INGREDIENTS (serves 4)

SAUCE
1/2 bunch of coriander
1-2 inch piece of ginger, peeled, chunked
4 cloves of garlic, trimmed, peeled
3 red or green chiles (or omit – adjust to your preference)
2-3 limes, zested and juiced,  depending on the level of acidity preferred
4 tablespoons of peanut butter of your choice
2-3 tablespoons of soy sauce, preferably light
2-3 chicken breasts, or alternatively extra firm tofu, cubed in 1 inch chunks suitable for skewering
2-3 tablespoon of honey, runny

Noodle Salad
3-4 noodle of choice
2-3 sprigs of green onion, trimmed, choppped
1/2 bunch of coriander, chopped
3 red or green chiles (or omit – adjust to your preference)
1/2 teaspoon of sesame oil
1 tablespoon of white or black sesame seeds
small handful of peanuts, cashews, or other preferred nuts
1 tablespoon of honey
soy sauce to taste

METHOD

  1. The sauce.   Except for the chicken, tofu, and honey, add all of the sauce ingredients to a food processor and blend to a paste.  Add a couple of tablespoon of water to loosen the paste.  Taste, and adjust seasoning according to taste with more soy sauce and/or lime.
  2. Take a couple of tablespoons of the sauce, coat your protein of choice, and chill in the refrigerator until required.  When ready, skewer the chicken or tofu, drizzle lightly with vegetable oil and grill on high to medium heat until chicken is fully cooked through and no longer pink, about 5 minutes per side.

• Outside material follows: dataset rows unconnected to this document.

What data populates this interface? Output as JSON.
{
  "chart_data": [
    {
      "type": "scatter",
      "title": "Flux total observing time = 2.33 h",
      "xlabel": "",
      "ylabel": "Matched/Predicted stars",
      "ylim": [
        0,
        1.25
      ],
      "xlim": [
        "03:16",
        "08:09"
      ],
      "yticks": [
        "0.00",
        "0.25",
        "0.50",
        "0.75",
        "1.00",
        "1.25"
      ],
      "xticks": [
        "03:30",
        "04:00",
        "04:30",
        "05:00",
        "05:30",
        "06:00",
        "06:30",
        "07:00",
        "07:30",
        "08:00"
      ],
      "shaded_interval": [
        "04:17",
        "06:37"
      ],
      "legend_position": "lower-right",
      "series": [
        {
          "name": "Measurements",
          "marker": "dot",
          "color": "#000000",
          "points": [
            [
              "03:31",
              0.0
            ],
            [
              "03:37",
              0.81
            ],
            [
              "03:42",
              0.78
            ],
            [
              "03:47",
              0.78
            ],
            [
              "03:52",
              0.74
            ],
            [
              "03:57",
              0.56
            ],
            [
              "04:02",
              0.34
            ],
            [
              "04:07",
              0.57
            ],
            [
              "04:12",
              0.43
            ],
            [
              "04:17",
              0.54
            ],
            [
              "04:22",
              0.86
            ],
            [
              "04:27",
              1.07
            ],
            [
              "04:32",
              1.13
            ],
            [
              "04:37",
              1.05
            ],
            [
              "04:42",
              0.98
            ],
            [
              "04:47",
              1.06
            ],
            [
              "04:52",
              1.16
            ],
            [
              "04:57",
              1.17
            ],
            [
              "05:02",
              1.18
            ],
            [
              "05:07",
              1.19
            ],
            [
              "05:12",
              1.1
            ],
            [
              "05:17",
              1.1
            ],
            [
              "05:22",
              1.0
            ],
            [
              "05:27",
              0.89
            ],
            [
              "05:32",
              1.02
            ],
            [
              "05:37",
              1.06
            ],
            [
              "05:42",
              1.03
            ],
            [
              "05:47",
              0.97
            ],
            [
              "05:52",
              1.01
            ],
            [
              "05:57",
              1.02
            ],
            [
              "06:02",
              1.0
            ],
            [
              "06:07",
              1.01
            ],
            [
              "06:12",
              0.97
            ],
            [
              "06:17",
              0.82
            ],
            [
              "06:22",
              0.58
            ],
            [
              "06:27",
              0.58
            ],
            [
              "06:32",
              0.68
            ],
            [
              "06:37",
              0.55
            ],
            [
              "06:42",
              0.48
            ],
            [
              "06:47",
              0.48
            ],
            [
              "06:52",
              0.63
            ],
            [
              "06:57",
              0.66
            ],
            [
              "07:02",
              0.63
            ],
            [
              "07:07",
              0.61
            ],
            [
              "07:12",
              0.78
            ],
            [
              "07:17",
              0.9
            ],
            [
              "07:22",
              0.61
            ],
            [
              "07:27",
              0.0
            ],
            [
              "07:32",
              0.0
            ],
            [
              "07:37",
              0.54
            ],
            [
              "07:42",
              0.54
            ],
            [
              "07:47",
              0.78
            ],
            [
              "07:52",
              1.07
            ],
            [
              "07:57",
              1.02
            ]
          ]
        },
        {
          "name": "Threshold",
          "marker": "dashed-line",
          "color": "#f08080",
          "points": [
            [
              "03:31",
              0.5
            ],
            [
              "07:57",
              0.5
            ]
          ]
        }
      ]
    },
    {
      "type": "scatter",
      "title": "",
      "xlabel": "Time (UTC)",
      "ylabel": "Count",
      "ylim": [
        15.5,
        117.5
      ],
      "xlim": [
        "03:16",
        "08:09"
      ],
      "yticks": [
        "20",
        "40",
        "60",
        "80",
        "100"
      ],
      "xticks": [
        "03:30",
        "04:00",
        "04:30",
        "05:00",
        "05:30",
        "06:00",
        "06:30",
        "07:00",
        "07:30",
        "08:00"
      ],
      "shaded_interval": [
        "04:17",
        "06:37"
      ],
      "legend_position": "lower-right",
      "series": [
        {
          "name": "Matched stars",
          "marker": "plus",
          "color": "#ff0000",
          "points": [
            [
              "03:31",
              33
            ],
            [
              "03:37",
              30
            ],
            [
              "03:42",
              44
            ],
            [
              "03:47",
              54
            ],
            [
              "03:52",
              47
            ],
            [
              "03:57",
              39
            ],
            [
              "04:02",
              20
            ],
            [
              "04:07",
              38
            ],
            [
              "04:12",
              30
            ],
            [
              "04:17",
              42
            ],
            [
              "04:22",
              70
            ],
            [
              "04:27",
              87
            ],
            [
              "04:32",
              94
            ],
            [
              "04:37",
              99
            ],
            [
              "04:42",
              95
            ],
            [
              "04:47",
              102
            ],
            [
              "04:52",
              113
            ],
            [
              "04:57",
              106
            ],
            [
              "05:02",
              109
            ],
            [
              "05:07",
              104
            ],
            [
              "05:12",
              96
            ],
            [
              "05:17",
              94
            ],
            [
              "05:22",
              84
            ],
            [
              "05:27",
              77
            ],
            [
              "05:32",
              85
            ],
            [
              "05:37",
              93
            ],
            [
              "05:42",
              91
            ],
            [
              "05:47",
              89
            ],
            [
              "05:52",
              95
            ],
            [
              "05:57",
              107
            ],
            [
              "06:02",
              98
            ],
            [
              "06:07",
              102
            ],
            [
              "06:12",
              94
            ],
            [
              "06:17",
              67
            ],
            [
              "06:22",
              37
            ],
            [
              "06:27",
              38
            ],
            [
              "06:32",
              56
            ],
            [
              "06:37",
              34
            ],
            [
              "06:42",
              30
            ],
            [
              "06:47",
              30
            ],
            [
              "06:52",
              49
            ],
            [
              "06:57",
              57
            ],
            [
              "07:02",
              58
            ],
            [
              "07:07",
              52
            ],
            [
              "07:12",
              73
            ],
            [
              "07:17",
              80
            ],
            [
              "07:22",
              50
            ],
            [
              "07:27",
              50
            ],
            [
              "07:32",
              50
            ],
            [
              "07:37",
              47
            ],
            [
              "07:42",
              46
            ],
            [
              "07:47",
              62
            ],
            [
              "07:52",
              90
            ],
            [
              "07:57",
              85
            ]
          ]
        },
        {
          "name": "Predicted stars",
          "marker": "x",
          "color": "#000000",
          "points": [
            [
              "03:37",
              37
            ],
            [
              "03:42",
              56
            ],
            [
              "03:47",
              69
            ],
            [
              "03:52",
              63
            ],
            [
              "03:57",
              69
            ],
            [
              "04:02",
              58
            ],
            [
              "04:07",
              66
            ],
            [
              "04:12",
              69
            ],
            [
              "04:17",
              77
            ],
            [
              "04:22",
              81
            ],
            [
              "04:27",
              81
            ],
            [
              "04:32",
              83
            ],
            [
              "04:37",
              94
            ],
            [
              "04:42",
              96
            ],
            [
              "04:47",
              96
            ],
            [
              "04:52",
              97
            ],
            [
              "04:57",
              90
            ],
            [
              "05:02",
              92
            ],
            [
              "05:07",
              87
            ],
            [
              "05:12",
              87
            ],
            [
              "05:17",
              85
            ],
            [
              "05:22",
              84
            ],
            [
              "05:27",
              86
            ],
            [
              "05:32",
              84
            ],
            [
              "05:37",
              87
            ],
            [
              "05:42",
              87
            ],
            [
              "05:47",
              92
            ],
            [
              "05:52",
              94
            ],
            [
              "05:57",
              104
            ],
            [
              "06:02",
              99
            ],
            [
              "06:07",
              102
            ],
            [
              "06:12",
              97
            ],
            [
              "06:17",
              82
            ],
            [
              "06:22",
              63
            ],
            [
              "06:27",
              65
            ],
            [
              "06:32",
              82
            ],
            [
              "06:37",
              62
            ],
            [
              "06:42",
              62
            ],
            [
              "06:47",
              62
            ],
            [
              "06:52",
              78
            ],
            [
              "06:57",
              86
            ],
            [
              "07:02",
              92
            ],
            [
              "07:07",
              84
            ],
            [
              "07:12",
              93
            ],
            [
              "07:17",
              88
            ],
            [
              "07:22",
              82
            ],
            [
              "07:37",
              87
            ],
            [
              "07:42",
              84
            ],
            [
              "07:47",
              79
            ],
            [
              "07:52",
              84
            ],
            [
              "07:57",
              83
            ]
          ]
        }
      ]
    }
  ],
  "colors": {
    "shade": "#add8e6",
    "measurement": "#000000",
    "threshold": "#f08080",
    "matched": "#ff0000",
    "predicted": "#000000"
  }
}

The tofu is done when beautiful grills marks appear on both sides.  Just before removing from the grill, drizzle the honey over the skewers, grill for an extra 20-30 seconds, turning the skewers till the honey becomes sticky and glossy over the chicken and tofu.  Especially at this point, do not leave the grill unattended, as the honey can quickly burn the chicken and tofu, and yes, I am speaking from experience.  Alternatively, if you do not have access to a grill, the chicken/tofu skewers can be placed in a metal (not glass) baking pan under the broiler of an oven.  Make sure to keep a close on eye on the contents in the oven.
  3. The Noodle Salad.   Cook noodle according to package instructions.  When cooked, drain, and rinse in cold water.  Return the noodles to a bowl, and combine with the  chopped ingredients, along with soy sauce, lime juice and zest, and sesame oil.  Combine, taste, and and adjust seasoning according to taste with more soy sauce and/or lime.
  4. In a small frying pan, toast on medium the sesame seeds, and other nuts until golden.  Turn the heat off and add the honey, letting the heat of the pan melt the honey.  Immediately add this mixture to the noodle salad, while taking care not to burn yourself, and yes, I am speaking from experience.
  5. Place the noodle salad in a bowl and top with the grilled chicken or tofu, using the extra satay sauce for dipping or as an extra dressing over the noodle salad.

Note:  The darker soy sauce lacks the saltiness that the lighter soy sauce embodies, so if using the lighter soy sauce you may need less in your recipe.  Also, I find the colour that is imparted from using lighter soy sauce is more appealing, which is something I failed to do this time around.